Let's Think in Two Steps: Mitigating Agreement Bias in MLLMs with Self-Grounded Verification
Abstract
Verifiers—functions assigning rewards to agent behavior—have been key for AI progress in domains such as math, code and games. However, extending these gains to domains without clear-cut success criteria (e.g., computer use) remains a challenge: while humans can recognize suitable outcomes, translating this intuition into scalable rules is nontrivial. Multimodal Large Language Models (MLLMs) emerge as a promising solution, given their world knowledge, human-preference alignment, and reasoning skills. We evaluate MLLMs as verifiers of agent trajectories across web navigation, computer use, and robotic manipulation, and identify a critical limitation: a strong tendency to over-validate agent behavior, a phenomenon we call agreement bias. We show that agreement bias is pervasive across models, resilient to test-time scaling, and can impact existing methods relying on MLLMs as evaluators.
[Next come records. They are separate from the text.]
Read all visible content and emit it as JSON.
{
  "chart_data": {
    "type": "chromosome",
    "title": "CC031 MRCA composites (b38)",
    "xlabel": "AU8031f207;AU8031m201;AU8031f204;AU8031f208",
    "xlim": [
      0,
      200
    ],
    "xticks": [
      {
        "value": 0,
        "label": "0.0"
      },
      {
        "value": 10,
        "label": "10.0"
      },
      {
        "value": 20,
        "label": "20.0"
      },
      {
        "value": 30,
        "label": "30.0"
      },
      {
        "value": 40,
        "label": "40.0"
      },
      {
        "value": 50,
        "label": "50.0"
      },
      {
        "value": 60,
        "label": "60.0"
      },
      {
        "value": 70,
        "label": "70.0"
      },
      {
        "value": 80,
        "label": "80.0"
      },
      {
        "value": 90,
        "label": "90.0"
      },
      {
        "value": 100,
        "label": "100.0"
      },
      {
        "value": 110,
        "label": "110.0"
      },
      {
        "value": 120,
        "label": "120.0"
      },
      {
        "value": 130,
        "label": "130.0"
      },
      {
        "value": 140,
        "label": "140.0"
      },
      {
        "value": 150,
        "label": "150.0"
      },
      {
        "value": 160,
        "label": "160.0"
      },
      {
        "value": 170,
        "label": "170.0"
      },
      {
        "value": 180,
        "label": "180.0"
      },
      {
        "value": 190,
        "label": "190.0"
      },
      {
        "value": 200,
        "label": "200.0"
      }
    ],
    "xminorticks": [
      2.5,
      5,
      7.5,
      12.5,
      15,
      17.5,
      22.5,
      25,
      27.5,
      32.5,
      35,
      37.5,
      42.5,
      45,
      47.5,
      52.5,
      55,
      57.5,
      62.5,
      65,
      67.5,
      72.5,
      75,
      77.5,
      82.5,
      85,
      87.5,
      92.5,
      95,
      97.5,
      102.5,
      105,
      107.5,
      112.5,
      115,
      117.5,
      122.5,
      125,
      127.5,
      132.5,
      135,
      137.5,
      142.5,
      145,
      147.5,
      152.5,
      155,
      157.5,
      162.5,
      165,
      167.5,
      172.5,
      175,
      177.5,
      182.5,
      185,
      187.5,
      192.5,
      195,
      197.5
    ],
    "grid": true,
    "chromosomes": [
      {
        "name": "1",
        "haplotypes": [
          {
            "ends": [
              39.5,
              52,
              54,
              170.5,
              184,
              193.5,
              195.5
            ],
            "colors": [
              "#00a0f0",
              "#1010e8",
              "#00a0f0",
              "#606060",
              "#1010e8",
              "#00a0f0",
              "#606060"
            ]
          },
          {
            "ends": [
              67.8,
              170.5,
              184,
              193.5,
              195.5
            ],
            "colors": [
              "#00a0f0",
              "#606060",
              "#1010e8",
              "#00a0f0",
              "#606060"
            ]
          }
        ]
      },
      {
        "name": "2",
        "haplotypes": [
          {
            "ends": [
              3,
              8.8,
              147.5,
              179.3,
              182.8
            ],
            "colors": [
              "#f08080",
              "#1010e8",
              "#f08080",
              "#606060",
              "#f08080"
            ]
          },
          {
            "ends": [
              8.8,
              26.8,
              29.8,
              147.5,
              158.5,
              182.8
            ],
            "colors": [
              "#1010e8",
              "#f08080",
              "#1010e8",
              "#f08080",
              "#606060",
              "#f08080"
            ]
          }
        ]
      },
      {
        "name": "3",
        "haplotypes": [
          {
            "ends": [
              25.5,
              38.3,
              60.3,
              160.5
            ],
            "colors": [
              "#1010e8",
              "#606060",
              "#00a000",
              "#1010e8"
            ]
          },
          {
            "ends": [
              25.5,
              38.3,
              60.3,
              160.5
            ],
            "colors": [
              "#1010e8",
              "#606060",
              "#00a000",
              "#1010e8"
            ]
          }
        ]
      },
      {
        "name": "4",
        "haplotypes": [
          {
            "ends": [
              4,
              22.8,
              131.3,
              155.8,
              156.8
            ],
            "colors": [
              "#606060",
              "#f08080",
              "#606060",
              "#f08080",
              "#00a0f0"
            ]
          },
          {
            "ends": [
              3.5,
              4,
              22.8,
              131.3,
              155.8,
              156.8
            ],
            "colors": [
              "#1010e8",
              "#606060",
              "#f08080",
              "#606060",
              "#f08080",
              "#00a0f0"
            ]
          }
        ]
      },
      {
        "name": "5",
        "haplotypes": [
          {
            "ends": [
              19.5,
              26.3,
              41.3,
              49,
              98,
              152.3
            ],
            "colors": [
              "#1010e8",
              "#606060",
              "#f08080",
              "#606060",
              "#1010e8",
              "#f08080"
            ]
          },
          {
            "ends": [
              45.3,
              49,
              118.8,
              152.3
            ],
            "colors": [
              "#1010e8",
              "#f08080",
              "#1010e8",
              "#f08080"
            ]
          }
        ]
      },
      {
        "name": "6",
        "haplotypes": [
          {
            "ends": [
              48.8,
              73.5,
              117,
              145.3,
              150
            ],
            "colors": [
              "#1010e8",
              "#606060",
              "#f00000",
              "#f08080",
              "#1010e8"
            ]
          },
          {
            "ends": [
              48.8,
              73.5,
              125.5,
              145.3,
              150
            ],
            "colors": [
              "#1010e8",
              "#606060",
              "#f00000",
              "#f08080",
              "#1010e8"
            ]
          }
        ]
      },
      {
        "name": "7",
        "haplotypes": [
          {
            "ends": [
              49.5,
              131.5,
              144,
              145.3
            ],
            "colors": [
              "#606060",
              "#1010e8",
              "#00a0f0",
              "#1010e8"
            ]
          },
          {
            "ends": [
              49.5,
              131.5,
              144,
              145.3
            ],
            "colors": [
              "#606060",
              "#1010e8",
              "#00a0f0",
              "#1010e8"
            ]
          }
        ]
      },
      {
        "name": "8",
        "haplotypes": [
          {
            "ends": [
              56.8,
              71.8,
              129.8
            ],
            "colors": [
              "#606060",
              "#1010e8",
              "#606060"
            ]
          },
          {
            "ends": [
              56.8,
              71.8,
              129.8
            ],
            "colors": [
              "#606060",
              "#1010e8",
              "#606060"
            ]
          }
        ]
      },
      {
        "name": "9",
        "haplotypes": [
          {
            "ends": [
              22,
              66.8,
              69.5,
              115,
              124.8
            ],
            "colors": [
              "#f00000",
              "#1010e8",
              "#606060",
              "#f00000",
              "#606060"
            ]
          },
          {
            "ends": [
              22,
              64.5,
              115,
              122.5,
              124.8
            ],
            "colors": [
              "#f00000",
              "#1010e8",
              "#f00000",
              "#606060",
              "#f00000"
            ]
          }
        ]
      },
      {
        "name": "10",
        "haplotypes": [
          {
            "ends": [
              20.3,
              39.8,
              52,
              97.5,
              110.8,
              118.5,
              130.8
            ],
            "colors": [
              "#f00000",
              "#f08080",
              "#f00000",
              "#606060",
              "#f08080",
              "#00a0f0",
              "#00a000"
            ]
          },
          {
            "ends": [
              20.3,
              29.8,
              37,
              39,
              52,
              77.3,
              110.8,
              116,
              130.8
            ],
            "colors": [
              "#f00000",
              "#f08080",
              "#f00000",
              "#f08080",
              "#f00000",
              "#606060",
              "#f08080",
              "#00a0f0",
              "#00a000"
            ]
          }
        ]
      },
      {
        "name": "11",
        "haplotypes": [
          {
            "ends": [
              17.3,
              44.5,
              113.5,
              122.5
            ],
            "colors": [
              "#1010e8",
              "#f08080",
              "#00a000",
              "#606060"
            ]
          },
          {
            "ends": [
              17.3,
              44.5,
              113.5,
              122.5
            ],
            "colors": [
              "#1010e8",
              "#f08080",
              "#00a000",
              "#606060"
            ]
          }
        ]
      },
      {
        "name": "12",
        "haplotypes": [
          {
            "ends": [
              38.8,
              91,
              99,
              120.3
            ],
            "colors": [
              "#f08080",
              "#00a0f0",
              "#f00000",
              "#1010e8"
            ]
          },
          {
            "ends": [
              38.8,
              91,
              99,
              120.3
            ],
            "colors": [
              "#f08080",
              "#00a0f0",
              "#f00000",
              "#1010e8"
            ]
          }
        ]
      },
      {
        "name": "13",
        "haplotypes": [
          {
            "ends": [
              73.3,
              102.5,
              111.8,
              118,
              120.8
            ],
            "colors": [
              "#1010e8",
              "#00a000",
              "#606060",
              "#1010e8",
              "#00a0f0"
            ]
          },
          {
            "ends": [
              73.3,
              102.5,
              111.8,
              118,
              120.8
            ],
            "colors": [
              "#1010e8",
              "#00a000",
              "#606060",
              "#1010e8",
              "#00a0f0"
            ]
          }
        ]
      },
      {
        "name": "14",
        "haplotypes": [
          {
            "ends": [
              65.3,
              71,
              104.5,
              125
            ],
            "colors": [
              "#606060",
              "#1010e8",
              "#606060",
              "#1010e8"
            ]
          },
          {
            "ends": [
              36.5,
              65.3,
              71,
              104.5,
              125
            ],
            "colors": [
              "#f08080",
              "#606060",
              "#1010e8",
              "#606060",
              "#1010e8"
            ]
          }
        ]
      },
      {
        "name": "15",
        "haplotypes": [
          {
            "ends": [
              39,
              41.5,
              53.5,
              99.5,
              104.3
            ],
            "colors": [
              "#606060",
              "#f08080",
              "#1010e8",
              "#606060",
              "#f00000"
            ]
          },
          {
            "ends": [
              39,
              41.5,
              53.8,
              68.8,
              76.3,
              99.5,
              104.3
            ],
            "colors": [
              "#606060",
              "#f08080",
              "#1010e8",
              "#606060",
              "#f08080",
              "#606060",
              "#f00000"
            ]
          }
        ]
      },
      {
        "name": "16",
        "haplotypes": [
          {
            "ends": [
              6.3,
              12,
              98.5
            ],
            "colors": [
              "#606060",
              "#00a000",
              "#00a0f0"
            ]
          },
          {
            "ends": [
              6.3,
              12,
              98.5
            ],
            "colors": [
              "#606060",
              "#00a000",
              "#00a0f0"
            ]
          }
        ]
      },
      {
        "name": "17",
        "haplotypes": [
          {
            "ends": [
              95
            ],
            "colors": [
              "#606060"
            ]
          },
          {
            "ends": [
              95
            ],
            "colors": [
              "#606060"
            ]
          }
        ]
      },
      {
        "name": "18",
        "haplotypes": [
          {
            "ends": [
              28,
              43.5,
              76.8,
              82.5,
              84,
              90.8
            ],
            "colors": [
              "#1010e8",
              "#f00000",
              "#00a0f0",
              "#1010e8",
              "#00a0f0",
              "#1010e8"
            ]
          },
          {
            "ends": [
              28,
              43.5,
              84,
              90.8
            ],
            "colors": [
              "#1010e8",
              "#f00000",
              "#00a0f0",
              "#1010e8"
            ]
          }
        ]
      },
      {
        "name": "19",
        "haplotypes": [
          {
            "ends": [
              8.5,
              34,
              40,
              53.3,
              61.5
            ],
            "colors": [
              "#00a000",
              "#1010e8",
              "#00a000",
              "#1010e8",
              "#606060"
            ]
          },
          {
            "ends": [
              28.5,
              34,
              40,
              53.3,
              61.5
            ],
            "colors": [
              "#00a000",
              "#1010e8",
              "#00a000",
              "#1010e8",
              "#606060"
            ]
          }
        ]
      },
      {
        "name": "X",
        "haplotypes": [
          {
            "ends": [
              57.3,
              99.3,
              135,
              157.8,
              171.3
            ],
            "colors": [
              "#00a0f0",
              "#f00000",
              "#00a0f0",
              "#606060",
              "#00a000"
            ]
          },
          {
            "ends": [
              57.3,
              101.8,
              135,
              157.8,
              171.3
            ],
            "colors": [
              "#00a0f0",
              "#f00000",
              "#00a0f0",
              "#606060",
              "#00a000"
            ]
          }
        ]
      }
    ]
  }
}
We discuss metrics to measure and strategies to mitigate this bias, and introduce Self-Grounded Verification (SGV), a lightweight method that harnesses MLLMs’ own sampling mechanisms by modulating (un)conditional generation to better leverage their knowledge, alignment, and reasoning. SGV operates in two steps: first, the MLLM is elicited to generate broad priors about desired behavior, independent of the data under evaluation. Then, conditioned on self-generated priors, it reasons over and evaluates a candidate trajectory. SGV improves verification across models, metrics, and benchmarks, leading to more human-aligned responses, with gains of up to 25 pp in failure identification, 14 pp in accuracy, and benefits extending to downstream applications. In self-refinement and online supervision, SGV boosts task completion of a GUI specialist in OSWorld, a diffusion policy in robomimic, and a ReAct agent in VisualWebArena--setting a new state of the art, surpassing the previous best by 20pp. Finally, we release an updated version of (Visual)WebArena featuring more human-aligned evaluators, environment parallelization with improved execution fidelity, and runtime speedups of over 10x.